Like Griffiths himself, the novel is undoubtedly wayward, telling the story of a strange man named Proctor McCullough who decides to leave a conventional middle-class London life to build a church on a clifftop. He’s not doing this because he’s found God, but because he hopes to find him. Drawn to “the mystery” of the Catholic tradition, he nevertheless finds organised religion too controlled. Quite what he’s seeking in its place is never clear, and it may be that the protagonist is simply mad – something that McCullough considers but never quite accepts.
He gathers a small group around him to build the church. At first he finds fellowship with these people, and even begins an affair with the mother of one of the volunteers.
His middle-class life has its own pressures: problems with his wife, friends and children – and it’s easy to see how McCullough’s official job (imagining how Londoners would behave in the event of terrible tragedies such as a dirty bomb or biological attack) might have sent him running from the city.
Griffiths is very good at depicting domestic life in a way that feels realistic and contemporary, precisely detailing what’s on the dinner table and television. But McCullough’s new world turns out to be even more frightening than his old one when one of the volunteers murders another.

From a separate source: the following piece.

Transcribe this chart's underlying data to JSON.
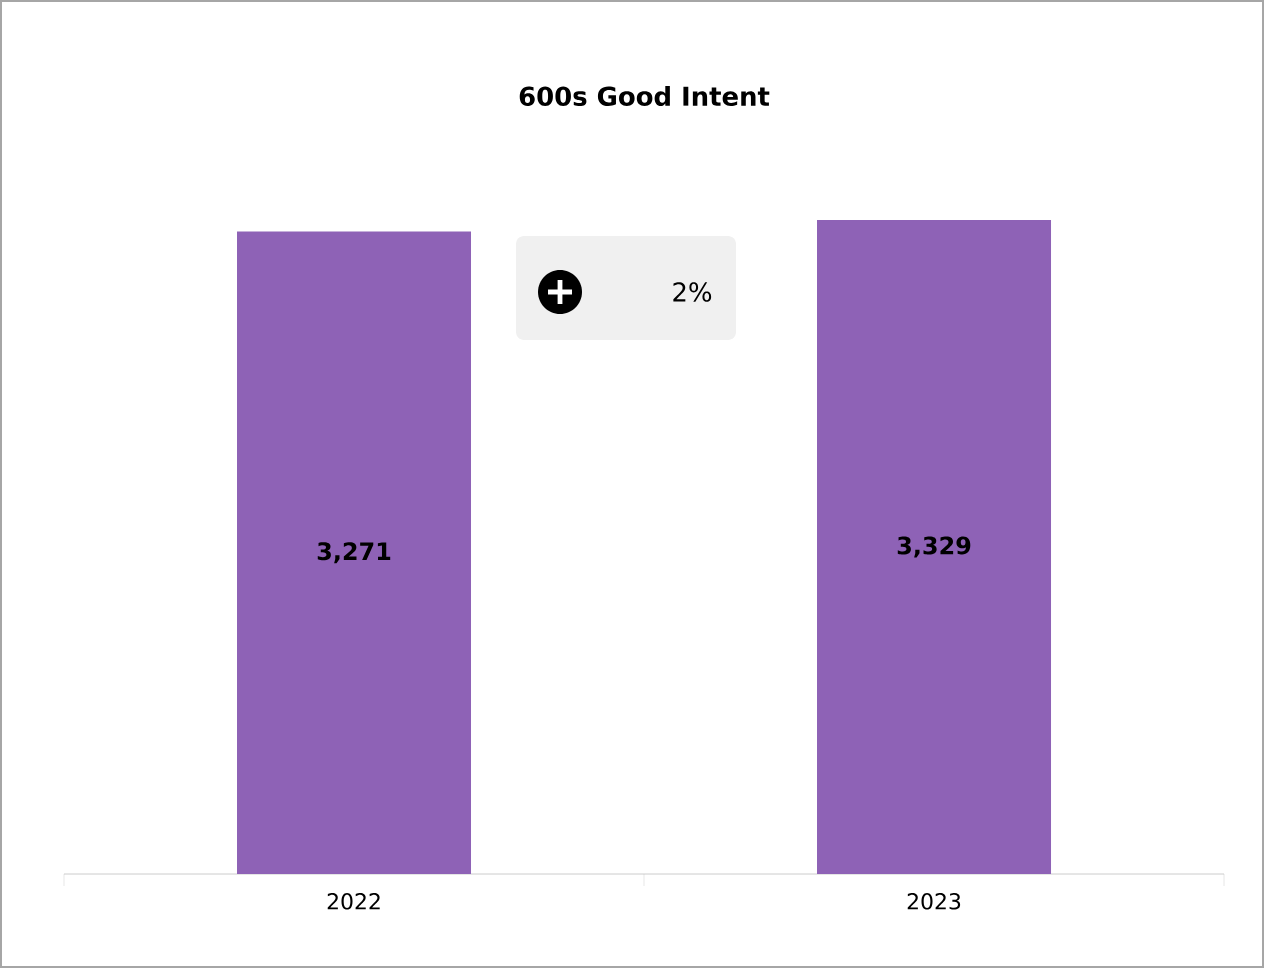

Suddenly the question is no longer how, or what, to worship, but how to forgive.
Griffiths’s original title for the novel was Family of Love, and much of the novel is concerned with McCullough’s struggle not just to love the people around him but also to convince those people to love others. At times, it’s hard not to see McCullough as a hopelessly misguided figure (trying to persuade the father of the murdered boy not just to forgive but also love his killer; ignoring his wife’s needs to seduce an American academic).
But the great strength of the novel is the way Griffiths uses this man’s flaws to raise important debates about belief and the best way to make the religious impulse the centre of one’s life.